Por que filmes devem ser vistos no cinema

Não seja aquele cara chato que só quer assistir filmes no cinema “por que sim”. Aqui estão dois argumentos irrefutáveis.



Muito se fala sobre como a maneira de se consumir conteúdo mudou nos últimos 20 anos. TVs, computadores, tablets, e até mesmo celulares são usados como tela para se assistir filmes. Mas por que devemos nos preocupar em assistir filmes no cinema, ao invés de espera-los sair em DVD, Blu-ray, streaming, ou download?

No livro A Narrativa Visual, de Bruce Block, nós, pupilos de cinema, somos educados a usar conceitos que pretendem causar emoções específicas a quem assiste. O espectador que não é atingido pelo artifício que um diretor usa é considerado um espectador que não usufruiu de todos os aspectos emocionais proporcionados pelo filme. Ou, um espectador que não aproveitou tudo o que o filme pretende dar.

Tendo explicado esse aspecto, abro caminho para apresentar dois artifícios cinematográficos que perdem suas qualidades quando a obra é assistida em dispositivos com telas pequenas: o espaço aberto e o continuum de movimento.

Espaço aberto


Telas têm molduras que limitam a quantidade de imagem que o espectador vê. Numa sala se cinema, essa moldura é o fim do pano branco onde é projetada a imagem. Num televisor, é o material que envolve a área onde se coloca o LCD ou LED. Essas molduras criam uma janela bidimensional. Porém, alguns movimentos dentro de uma tomada podem excluir essa moldura.

Por exemplo, se numa tomada vista de cima (pino ou plongée) todos os objetos, inclusive o que determina o ponto de atenção do espectador, estiverem se movimentando no mesmo sentido, os limites da tela se mantém, pois se torna óbvia suas limitações. O espectador está sob controle de todo o quadro.
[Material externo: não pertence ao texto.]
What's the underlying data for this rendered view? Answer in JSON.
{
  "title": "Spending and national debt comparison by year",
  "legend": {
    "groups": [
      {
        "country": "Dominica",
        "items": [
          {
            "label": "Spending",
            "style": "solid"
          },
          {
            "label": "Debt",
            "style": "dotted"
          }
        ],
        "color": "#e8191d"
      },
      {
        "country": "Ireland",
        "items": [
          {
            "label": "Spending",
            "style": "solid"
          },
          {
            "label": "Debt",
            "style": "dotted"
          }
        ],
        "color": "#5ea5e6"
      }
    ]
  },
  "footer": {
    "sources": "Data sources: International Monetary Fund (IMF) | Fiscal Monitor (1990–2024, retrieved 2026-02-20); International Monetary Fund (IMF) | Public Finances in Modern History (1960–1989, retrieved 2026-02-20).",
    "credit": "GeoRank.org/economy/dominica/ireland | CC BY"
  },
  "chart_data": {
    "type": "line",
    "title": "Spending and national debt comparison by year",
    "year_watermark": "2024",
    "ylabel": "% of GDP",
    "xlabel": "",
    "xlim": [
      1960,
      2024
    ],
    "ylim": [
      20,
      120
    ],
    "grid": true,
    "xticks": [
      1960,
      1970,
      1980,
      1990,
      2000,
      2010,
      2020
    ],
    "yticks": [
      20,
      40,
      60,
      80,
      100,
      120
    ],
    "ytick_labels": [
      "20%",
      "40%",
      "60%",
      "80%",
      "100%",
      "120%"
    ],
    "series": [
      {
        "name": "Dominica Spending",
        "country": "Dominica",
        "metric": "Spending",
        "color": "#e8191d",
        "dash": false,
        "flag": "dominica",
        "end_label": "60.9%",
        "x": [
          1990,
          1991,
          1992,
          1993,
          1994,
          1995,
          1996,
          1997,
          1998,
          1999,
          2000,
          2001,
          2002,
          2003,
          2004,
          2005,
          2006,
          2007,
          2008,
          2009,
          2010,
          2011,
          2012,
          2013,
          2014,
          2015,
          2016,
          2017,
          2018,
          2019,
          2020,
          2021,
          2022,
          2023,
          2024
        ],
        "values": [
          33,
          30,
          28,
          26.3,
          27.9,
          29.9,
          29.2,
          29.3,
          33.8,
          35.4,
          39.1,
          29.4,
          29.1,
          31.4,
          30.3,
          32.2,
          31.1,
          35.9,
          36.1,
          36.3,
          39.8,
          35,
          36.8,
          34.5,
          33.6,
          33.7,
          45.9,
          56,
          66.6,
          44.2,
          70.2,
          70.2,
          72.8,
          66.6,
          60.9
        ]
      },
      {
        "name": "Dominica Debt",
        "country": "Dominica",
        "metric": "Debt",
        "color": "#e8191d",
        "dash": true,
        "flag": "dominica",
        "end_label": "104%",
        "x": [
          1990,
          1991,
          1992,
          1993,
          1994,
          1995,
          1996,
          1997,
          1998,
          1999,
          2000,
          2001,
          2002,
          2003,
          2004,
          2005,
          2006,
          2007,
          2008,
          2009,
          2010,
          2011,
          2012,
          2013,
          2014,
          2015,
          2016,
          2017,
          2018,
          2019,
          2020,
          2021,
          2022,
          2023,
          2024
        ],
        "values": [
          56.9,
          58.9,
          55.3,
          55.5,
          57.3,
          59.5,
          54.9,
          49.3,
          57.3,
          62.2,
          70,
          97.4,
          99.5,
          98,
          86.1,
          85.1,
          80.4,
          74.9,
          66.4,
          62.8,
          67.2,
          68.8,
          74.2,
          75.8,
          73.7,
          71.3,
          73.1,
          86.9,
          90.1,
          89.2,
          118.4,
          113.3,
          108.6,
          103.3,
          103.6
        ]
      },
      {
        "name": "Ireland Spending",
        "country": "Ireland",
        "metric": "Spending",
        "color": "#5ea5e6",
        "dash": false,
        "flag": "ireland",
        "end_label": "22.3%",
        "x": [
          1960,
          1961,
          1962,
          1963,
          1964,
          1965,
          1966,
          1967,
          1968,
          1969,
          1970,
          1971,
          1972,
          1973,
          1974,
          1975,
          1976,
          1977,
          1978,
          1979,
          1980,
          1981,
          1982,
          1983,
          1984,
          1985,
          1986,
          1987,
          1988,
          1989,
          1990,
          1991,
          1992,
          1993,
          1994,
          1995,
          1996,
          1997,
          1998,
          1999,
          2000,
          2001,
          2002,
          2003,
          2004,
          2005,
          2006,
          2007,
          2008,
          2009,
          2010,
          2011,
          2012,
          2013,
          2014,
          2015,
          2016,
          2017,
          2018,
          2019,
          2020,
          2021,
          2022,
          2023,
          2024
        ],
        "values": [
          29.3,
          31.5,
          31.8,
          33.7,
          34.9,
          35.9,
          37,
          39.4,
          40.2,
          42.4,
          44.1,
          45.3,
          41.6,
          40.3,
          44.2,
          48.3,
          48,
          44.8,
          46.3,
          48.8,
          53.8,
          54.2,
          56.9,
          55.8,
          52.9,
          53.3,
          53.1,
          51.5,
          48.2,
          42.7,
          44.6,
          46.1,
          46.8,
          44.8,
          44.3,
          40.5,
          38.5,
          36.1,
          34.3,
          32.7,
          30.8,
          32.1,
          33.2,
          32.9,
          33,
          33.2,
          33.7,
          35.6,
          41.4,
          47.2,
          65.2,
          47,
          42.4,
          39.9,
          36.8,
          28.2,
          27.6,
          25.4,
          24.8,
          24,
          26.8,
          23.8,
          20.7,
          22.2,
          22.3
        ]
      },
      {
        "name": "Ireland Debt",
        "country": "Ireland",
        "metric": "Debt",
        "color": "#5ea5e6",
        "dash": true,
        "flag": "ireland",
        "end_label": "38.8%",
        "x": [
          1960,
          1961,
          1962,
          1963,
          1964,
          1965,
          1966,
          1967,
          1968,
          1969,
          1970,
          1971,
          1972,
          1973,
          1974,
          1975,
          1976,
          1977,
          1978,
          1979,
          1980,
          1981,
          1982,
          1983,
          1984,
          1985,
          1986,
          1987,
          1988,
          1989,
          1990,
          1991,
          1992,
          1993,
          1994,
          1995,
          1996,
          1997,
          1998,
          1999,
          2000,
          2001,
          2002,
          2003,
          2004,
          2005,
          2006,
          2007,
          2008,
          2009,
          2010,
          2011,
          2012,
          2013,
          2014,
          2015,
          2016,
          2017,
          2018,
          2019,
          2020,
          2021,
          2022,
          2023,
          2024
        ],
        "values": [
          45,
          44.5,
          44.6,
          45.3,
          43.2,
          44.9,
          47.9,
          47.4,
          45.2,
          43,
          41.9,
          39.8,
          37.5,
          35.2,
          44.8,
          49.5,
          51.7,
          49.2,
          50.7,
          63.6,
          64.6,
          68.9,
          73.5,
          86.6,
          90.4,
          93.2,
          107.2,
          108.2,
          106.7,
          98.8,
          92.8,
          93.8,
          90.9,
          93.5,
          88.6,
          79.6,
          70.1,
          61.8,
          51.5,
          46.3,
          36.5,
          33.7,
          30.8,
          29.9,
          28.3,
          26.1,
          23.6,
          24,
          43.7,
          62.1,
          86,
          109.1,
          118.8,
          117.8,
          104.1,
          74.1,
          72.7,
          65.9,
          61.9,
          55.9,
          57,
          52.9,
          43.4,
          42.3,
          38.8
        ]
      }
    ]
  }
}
Mas se, por exemplo, o objeto de interesse estiver fixo no centro, e os outros objetos a sua volta estiverem se movendo aleatoriamente e multidirecionalmente dentro da tomada, os limites da tela se tornam imperceptíveis, criando assim o espaço aberto. A visão periférica do olho humano não é suficiente para delimitar a área da tela, já que a atenção se mantém em apenas um ponto dela.

Apesar de fisicamente impossível, ainda assim a Millennium Falcon viaja na velocidade da luz. O rastro de estrelas criado pelo movimento da nave faz com que o a atenção se fixe no caminho à frente, dominando virtualmente as linhas da moldura e expandindo o espaço para fora do quadro.

Numa tela de celular, é impossível criar tal aspecto. Por menor que seja o objeto de interesse na tela, a atenção do espectador ainda está sob toda superfície dela, e não especificamente direcionada a um ponto. Isso acaba desqualificando a imersão pretendida pelo diretor, uma imersão que pode significar diversas coisas dentro da narrativa e que se não atingida, pode atrapalhar no engajamento emocional do espectador.

Continuum de movimento

Grade de Continuum.

Digamos que, numa cena de suspense, o mocinho se encontre no quadrante numero 1 da grade de continuum. Se o vilão se movimentar no quadrante número 7, o ponto de atenção do espectador se deslocará, criando contraste na tomada e, assim, dando intensidade à cena. Se você já jogou aquele jogo de arcade onde você deve martelar os jacarés que saem de diversas tocas ao mesmo tempo, então você está familiarizado com a intensidade criada pela mudança do ponto de atenção dentro de um espaço determinado. Esse é o continuum de movimento.

Enquanto prestamos atenção no banho da mocinha (pervertidos!), o vilão se movimenta em outro quadrante da grade de continuum, criando intensidade numa das cenas mais icônicas do cinema.

Numa tela de celular, a grade de continuum se limita a apenas um grande quadrante, excluindo a ação desse artifício de direção. É possível até que a cena hipotética descrita no parágrafo anterior pareça boba, já que não haverá qualquer emoção causada no espectador que justifique o suspense que tenta ser apresentado.

Apesar de ser quase impossível recriar o ambiente de uma sala de cinema, talvez uma iluminação controlada e apropriada, junto com distâncias limitadas, possa permitir que os aspectos descritos nesse texto sejam honrados ao se assistir um filme em dispositivos como TVs, computadores, tablets e celulares. Porém, levando em consideração que argumentos para se assistir filmes nesses dispositivos sejam baseados apenas em conveniência, tempo, e conforto; é quase sempre aconselhável que filmes se restrinjam a salas de cinema ou ambientes de televisão apropriados.

Obs: obviamente, assistir a um filme num celular é melhor que não assistir a um filme. Então, considere todos esses argumentos se você realmente se importar com a linguagem e a narrativa de um filme a ponto de sair de casa. E, é claro, se você tem condições financeiras para assistir tudo da melhor maneira possível.